Statistical analyses

Five genetic models as the allelic (G allele distribution frequency), recessive (GG vs. AA + AG), dominant (GG + AG vs. AA), homozygous (GG vs. AA) and heterozygous (AG vs. AA) genetic models were used in the present meta-analysis. The odds ratios (ORs) and their corresponding 95% confidence intervals (CIs) were used to compare the association of CDKAL1 gene rs7756992 A/G polymorphism and T2DM. The heterogeneity among the studies was calculated by Chi-square-based Q-tests with significance set at P < 0.05 level27. If heterogeneity existed, the random-effect model (DerSimonian and Laird method) would be used28. Or else, the fixed-effect model was adopted (the Mantel–Haenszel method)29. Z test was used to estimate the pooled OR with significance set at P < 0.05 level.

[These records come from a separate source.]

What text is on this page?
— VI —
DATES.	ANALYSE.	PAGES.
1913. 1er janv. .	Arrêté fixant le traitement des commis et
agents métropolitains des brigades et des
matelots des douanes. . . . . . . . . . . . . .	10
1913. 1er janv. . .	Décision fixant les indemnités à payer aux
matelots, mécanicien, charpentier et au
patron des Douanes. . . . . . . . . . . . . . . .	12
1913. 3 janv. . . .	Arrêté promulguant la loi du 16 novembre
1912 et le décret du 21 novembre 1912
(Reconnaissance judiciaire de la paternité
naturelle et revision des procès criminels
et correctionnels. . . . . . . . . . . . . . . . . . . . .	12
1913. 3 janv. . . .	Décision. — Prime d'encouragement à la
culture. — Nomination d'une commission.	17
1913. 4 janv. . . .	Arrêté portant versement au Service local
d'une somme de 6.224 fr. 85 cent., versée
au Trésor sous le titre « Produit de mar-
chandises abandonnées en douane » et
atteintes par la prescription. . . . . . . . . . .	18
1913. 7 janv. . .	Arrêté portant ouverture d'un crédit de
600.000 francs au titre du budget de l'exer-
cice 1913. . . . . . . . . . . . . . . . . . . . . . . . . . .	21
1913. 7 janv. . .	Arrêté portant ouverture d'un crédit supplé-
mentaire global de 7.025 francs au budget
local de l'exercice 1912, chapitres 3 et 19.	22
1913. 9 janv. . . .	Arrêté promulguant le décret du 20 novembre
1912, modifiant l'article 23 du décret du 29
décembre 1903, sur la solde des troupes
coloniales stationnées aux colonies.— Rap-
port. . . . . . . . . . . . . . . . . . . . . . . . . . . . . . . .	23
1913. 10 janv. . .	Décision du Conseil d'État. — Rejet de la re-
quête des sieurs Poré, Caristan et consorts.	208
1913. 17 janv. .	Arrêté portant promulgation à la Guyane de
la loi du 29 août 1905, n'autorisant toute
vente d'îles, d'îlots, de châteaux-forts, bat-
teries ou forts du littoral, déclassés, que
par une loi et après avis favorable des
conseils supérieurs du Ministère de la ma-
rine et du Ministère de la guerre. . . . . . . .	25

The HWE was assessed by using Fisher's exact test with significance set at P < 0.05 level. The potential publication bias was estimated by adopting the funnel plot. The funnel plot symmetry was evaluated by using Egger's linear regression test on the natural logarithm scale of the OR and significance was set at P < 0.05 level30. The statistical analyses were performed by Stata 12.0 software (StataCorp, College Station, TX, USA).